O importante dessas atividades é que elas não só ajudam os alunos a entenderem conceitos teóricos como também fazem isso de um jeito divertido e colaborativo. Os alunos se envolvem muito mais quando estão ativos no processo de aprendizado, discutindo com os colegas ou criando suas próprias histórias. Dá trabalho organizar tudo isso? Dá! Mas ver o brilho nos olhos dos meninos quando eles entendem algo novo não tem preço.

Bom, essas são algumas das formas como trabalho essa habilidade com meus alunos do 6º Ano. Se alguém tiver dicas ou quiser compartilhar outras ideias, tô aqui pra ouvir! Abraço pra vocês!

E aí, continuando a falar sobre a habilidade EF67LP35, uma das coisas que eu mais gosto é perceber como os meninos assimilam o conteúdo sem precisar de prova formal. No dia a dia, andando pela sala, dá pra sacar quem tá entendendo. Tipo assim, quando eu escuto eles conversando entre si e explicando o que aprenderam com as próprias palavras, sinto que a mensagem tá chegando. Tinha uma vez que eu passei perto do grupinho do João e ele tava explicando pro Pedro a diferença entre prefixo e sufixo, dizendo: "Cara, prefixo vem antes da palavra, tipo \'desleal\', e sufixo vem depois, como \'alegria\', \'alegrinho\'". Aí eu pensei: "Ah, esse entendeu!"

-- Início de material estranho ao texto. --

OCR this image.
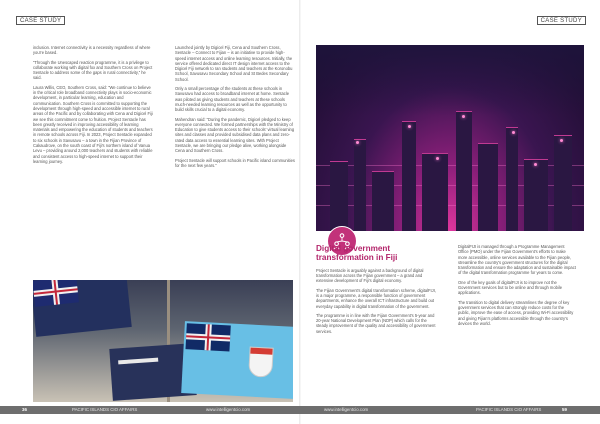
CASE STUDY	CASE STUDY

inclusion. Internet connectivity is a necessity regardless of where you're based.

“Through the Unescaped reaction programme, it is a privilege to collaborate working with digital fox and Southern Cross on Project Sentacle to address some of the gaps in rural connectivity,” he said.

Laura Willis, CEO, Southern Cross, said: “We continue to believe in the critical role broadband connectivity plays in socio-economic development, in particular learning, education and communication. Southern Cross is committed to supporting the development through high-speed and accessible internet to rural areas of the Pacific and by collaborating with Cena and Digicel Fiji we see this commitment come to fruition. Project Sentacle has been greatly received in improving accessibility of learning materials and empowering the education of students and teachers in remote schools across Fiji. In 2023, Project Sentacle expanded to six schools in Savusavu – a town in the Fijian Province of Cakaudrove, on the south coast of Fiji's northern island of Vanua Levu – providing around 2,000 teachers and students with reliable and consistent access to high-speed internet to support their learning journey.

Launched jointly by Digicel Fiji, Cena and Southern Cross, Sentacle – Connect to Fijian – is an initiative to provide high-speed internet access and online learning resources. Initially, the service offered dedicated direct IT design internet access to the Digicel Fiji network to ran students and teachers at the Koronobu School, Savusavu Secondary School and St Bedes Secondary School.

Only a small percentage of the students at these schools in Savusavu had access to broadband internet at home. Sentacle was piloted as giving students and teachers at these schools much-needed learning resources as well as the opportunity to build skills crucial to a digital economy.

Mahendran said: “During the pandemic, Digicel pledged to keep everyone connected. We formed partnerships with the Ministry of Education to give students access to their schools' virtual learning sites and classes and provided subsidised data plans and zero-rated data access to essential learning sites. With Project Sentacle, we are bringing our pledge alive, working alongside Cena and Southern Cross.

Project Sentacle will support schools in Pacific island communities for the next few years.”

Digital government transformation in Fiji

Project Sentacle is arguably against a background of digital transformation across the Fijian government – a grand and extensive development of Fiji's digital economy.

The Fijian Government's digital transformation scheme, digitalFIJI, is a major programme, a responsible function of government departments, enhance the overall ICT infrastructure and build out everyday capability in digital transformation of the government.

The programme is in line with the Fijian Government's 5-year and 20-year National Development Plan (NDP) which calls for the steady improvement of the quality and accessibility of government services.

DigitalFIJI is managed through a Programme Management Office (PMO) under the Fijian Government's efforts to make more accessible, online services available to the Fijian people, streamline the country's government structures for the digital transformation and ensure the adaptation and sustainable impact of the digital transformation programme for years to come.

One of the key goals of digitalFIJI is to improve not the Government services but to be online and through mobile applications.

The transition to digital delivery streamlines the degree of key government services that can strongly reduce costs for the public, improve the ease of access, providing Wi-Fi accessibility and giving Fijian's platforms accessible through the country's devices the world.

36	PACIFIC ISLANDS CIO AFFAIRS	www.intelligentcio.com	www.intelligentcio.com	PACIFIC ISLANDS CIO AFFAIRS	59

Esses momentos de troca entre eles são supervaliosos. Muitas vezes, quando um aluno explica pro outro, ele acaba usando uma linguagem mais próxima, mais do dia a dia, e isso ajuda todo mundo a compreender melhor. Já vi a Ana ajudando a Sofia, e ela dizia: "Imagina que é igual montar um quebra-cabeça. As peças são os afixos". E olha que legal, quando eles conseguem transferir o que aprenderam pra algo mais concreto assim.

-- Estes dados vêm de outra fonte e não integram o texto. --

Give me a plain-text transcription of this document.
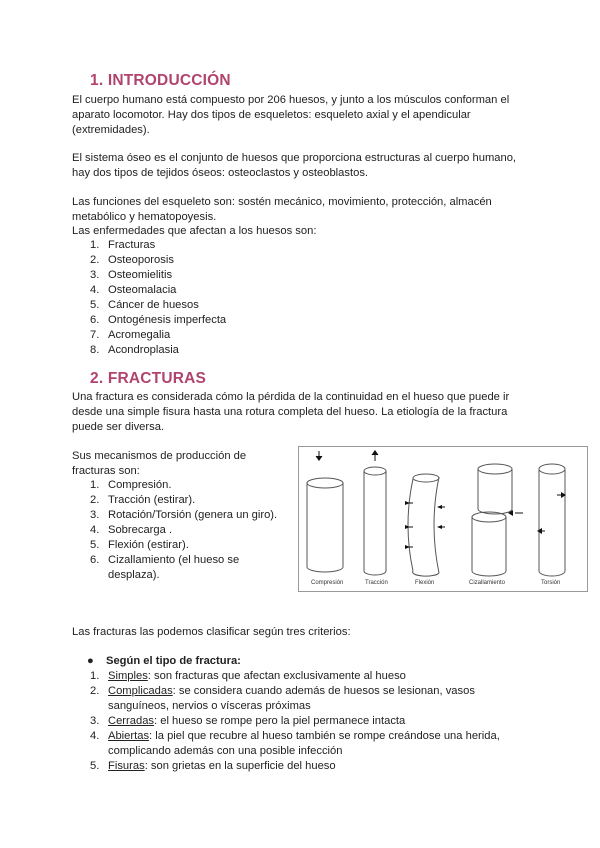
1. INTRODUCCIÓN

El cuerpo humano está compuesto por 206 huesos, y junto a los músculos conforman el aparato locomotor. Hay dos tipos de esqueletos: esqueleto axial y el apendicular (extremidades).

El sistema óseo es el conjunto de huesos que proporciona estructuras al cuerpo humano, hay dos tipos de tejidos óseos: osteoclastos y osteoblastos.

Las funciones del esqueleto son: sostén mecánico, movimiento, protección, almacén metabólico y hematopoyesis.

Las enfermedades que afectan a los huesos son:

1. Fracturas
2. Osteoporosis
3. Osteomielitis
4. Osteomalacia
5. Cáncer de huesos
6. Ontogénesis imperfecta
7. Acromegalia
8. Acondroplasia
2. FRACTURAS

Una fractura es considerada cómo la pérdida de la continuidad en el hueso que puede ir desde una simple fisura hasta una rotura completa del hueso. La etiología de la fractura puede ser diversa.

Sus mecanismos de producción de fracturas son:

1. Compresión.
2. Tracción (estirar).
3. Rotación/Torsión (genera un giro).
4. Sobrecarga .
5. Flexión (estirar).
6. Cizallamiento (el hueso se desplaza).
Compresión	Tracción	Flexión	Cizallamiento	Torsión

Las fracturas las podemos clasificar según tres criterios:

● Según el tipo de fractura:
1. Simples: son fracturas que afectan exclusivamente al hueso
2. Complicadas: se considera cuando además de huesos se lesionan, vasos sanguíneos, nervios o vísceras próximas
3. Cerradas: el hueso se rompe pero la piel permanece intacta
4. Abiertas: la piel que recubre al hueso también se rompe creándose una herida, complicando además con una posible infección
5. Fisuras: son grietas en la superficie del hueso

Agora, sobre os erros mais comuns... Ah, tem uns que aparecem bastante. Um muito comum é confundir palavra composta com palavra derivada. O Lucas, por exemplo, sempre misturava as duas coisas. Ele achava que "aguardente" era uma palavra derivada por conta do "agua". E aí eu explicava pra ele: "Olha, Lucas, aguenta firme aí. 'Aguardente' é composta porque junta duas palavras independentes, 'água' e 'ardente'. Já uma derivada você tem que pensar em uma ideia de ‘acrescentar’ ou ‘mudar’ algo na palavra original." É preciso paciência, porque algumas vezes eles não entendem de primeira.

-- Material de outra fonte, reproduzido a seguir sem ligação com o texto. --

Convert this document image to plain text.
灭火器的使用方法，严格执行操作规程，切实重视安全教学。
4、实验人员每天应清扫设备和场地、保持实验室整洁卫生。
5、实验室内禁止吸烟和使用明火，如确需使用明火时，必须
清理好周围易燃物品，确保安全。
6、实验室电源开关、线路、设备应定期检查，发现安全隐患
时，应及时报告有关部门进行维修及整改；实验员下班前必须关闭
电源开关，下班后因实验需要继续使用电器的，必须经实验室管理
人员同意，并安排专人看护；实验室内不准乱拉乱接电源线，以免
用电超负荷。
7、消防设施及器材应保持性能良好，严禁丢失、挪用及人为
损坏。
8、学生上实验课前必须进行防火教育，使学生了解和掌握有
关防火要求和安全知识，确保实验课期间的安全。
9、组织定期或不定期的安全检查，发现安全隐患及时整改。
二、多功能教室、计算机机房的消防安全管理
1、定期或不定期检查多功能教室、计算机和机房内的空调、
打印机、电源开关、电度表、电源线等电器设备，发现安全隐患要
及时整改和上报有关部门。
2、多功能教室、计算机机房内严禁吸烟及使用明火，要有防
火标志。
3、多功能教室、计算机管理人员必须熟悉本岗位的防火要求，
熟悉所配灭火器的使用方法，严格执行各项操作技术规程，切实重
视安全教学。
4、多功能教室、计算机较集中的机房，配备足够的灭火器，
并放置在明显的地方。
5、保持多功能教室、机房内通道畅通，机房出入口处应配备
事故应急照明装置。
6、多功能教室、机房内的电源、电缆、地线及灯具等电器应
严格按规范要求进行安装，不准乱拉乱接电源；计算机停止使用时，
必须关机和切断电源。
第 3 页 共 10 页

Outra confusão clássica é na hora dos sufixos. Tem aluno que adora adicionar sufixos onde não cabe. Vi a Júlia escrevendo "felizsmente" um dia desses! E aí expliquei pra ela que o sufixo "-mente" se junta ao adjetivo, mas cuidado com o plural que não faz sentido ali.

Quando percebo esses erros acontecendo na hora da atividade em sala, costumo parar tudo e revisitar um exemplo simples com eles no quadro. Isso ajuda a trazer todo mundo de volta pro mesmo ponto e corrigir a rota juntos.

E falando em desafios, trabalho com o Matheus e a Clara é sempre uma experiência enriquecedora. O Matheus tem TDAH e precisa de atividades que prendam sua atenção sem sobrecarregar. Com ele, frequentemente uso jogos de palavras porque ele adora desafios rápidos e dinâmicos. Uma vez fizemos um jogo de memória associando palavras e seus significados/suportes visuais dos afixos e ele se deu muito bem! Mas já tentei usar textos longos e foi um desastre... Perdi ele no meio do caminho. Então aprendi que fragmentar a atividade em partes menores funciona melhor.

Já a Clara, que tem TEA, demanda outra abordagem. Ela gosta de rotina e previsibilidade nas atividades. Então procuro sempre preparar um cronograma bem definido das atividades do dia pra ela acompanhar sem surpresas. Gosto de usar cartões visuais com ela, mostrando exemplos de palavras com prefixos e sufixos para ela associar visualmente os conceitos. Isso tem ajudado muito. Um recurso que não funcionou muito bem foi tentar fazer atividades em grupo grandes de imediato; ela fica mais confortável começando em pares ou trio antes.

No final das contas, adaptar as aulas pra eles é sobre encontrar o equilíbrio certo entre desafio e acessibilidade. A gente vai ajustando conforme o tempo e as reações deles.

Bom pessoal, acho que é isso por hoje sobre a EF67LP35. Adoro ver como cada aluno vai desbravando esse mundo das palavras ao seu jeito. É sempre uma aventura diferente ensinar essa galera! Até mais no próximo post!